In thinking back over the year about what a wild ride it has been for the IAM and InfoSec community at large, there is no shortage of topics waiting to be addressed from the boardroom to the datacenter. Taking lessons learned from the headline breaches (Target, Home Depot, Sony) to emerging tech opportunities (POS, Internet of Things (IoT), Apple Pay) to dealing with challenges and problem areas in IAM, there is clearly a lot of that can be applied and carried forward that will shape our work and our lives in 2015.
In thinking about our roles in this thing we call our work, it is easy to lose sight of how our assumptions and plans can be foiled and disrupted by threats and trends that you were not focusing on before. Many of the professionals I run into at conferences, especially vendors, tend to be focused on solving problems that their particular solution solves for without much respect to the broader concerns of the business. That is why it is important for IT leaders and architects to frequently spend time staying on top of what is happening in the industry, in business and in the world. As professionals who have responsibility for or a stake in IAM for your organization, we ought to care deeply about making sure that scale, efficiency and superior security are top principles that define our work and our legacy. As a business, not having these principles to guide investments in IAM will have a direct and immediate impact on customer experience and employee productivity. (more on this in another blog post)

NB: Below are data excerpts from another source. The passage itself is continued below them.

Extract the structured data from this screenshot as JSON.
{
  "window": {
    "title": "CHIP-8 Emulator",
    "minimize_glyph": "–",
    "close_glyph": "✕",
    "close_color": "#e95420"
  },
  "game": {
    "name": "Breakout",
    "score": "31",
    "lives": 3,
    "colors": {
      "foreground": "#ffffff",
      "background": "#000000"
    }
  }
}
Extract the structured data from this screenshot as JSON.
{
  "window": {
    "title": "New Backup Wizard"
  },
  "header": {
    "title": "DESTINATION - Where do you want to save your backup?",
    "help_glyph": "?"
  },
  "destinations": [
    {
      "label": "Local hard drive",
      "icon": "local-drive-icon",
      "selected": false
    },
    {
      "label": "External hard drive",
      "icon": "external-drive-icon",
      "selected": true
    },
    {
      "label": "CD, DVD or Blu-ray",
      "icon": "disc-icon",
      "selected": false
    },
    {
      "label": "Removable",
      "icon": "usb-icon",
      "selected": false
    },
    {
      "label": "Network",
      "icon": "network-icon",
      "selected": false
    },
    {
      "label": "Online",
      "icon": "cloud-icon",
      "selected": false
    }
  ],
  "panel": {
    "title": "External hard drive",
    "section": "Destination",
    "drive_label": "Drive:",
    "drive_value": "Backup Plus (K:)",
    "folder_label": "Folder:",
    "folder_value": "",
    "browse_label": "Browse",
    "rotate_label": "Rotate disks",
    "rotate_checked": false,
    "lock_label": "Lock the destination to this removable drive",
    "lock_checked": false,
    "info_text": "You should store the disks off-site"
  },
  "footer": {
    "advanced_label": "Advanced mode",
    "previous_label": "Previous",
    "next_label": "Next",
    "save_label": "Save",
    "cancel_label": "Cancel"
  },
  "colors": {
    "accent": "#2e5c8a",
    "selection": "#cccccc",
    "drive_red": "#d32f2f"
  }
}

If you are making the effort to find more meaning in your career, and to enhance your overall value to your clients or employer, then it is imperative to discover, develop and maintain our “Edge” in our chosen craft. My own experience with discovering and developing an edge started with writing and blogging on the management and strategy of IAM, and not the technology itself. It’s not that execution is not important, its that having peripheral vision and managing from this vantage point is a necessary and valuable activity. Most technicians (E.g. architects, developers, managers, etc…) who set their sights on architecture and strategy will not truly become liberated from their past lives and effective in the business of IAM until their peripheral vision is developed adequately. Marc Cuban, in his book How to Win at the Sport of Business stresses, “It’s not whom you know. It’s not how much money you have. It’s very simple. It’s whether or not you have the edge and have the guts to use it.”
“It’s not whom you know. It’s not how much money you have. It’s very simple. It’s whether or not you have the edge and have the guts to use it.” – Marc Cuban
If you are focused on addressing the problems your organization faces today, you are focused on the wrong problem. As leaders, we need to be thinking about the new models and strategies that will entirely transform the way we do things today and help the organization become more agile and customer focused. One of the great opportunities today is to look at how an integrated view of IAM and GRC will begin to address issues that span a diverse range of applications and user experiences and make existing investments even more effective. One way for an organization to discover an edge is in the way it manages IAM through integration with GRC and automation within its own operations.
When I discuss this vision for the future of IAM with the leaders and stakeholders at my company, initial reactions range from blank stares to flat out skepticism due to the magnitude of change (and potentially disruption) that implementing this model can bring to the IT department, and in some cases the business itself. For one, I don’t disagree that the effort is significant, will require a budget on par with a frontier investment, or that there is risk involved. Imagine if Elon Must were the CIO or CISO of your organization, the pervading attitude must be “If something is important enough, even if the odds are against you, you should still do it.” (Hyperloop anyone?)
“If something is important enough, even if the odds are against you, you should still do it.” – Elon Musk
Any way you look at it, IAM will become an increasingly important area of focus for IT and business leaders. We need a vantage point which to see and better align IAM investment opportunities that will have the most impact on ability of the business to compete and grow in the coming years. This is not exactly something I can prescribe as each organization will have a unique set of challenges. On a professional level, you can begin with discovering your edge and doing the work of vision, architecture and strategy for your clients or your company. You can begin expanding your influence and credibility by starting the conversations with stakeholders and leaders in your company who will be involved in some way in your overall IAM strategy.
All the best to you and your career in the coming year!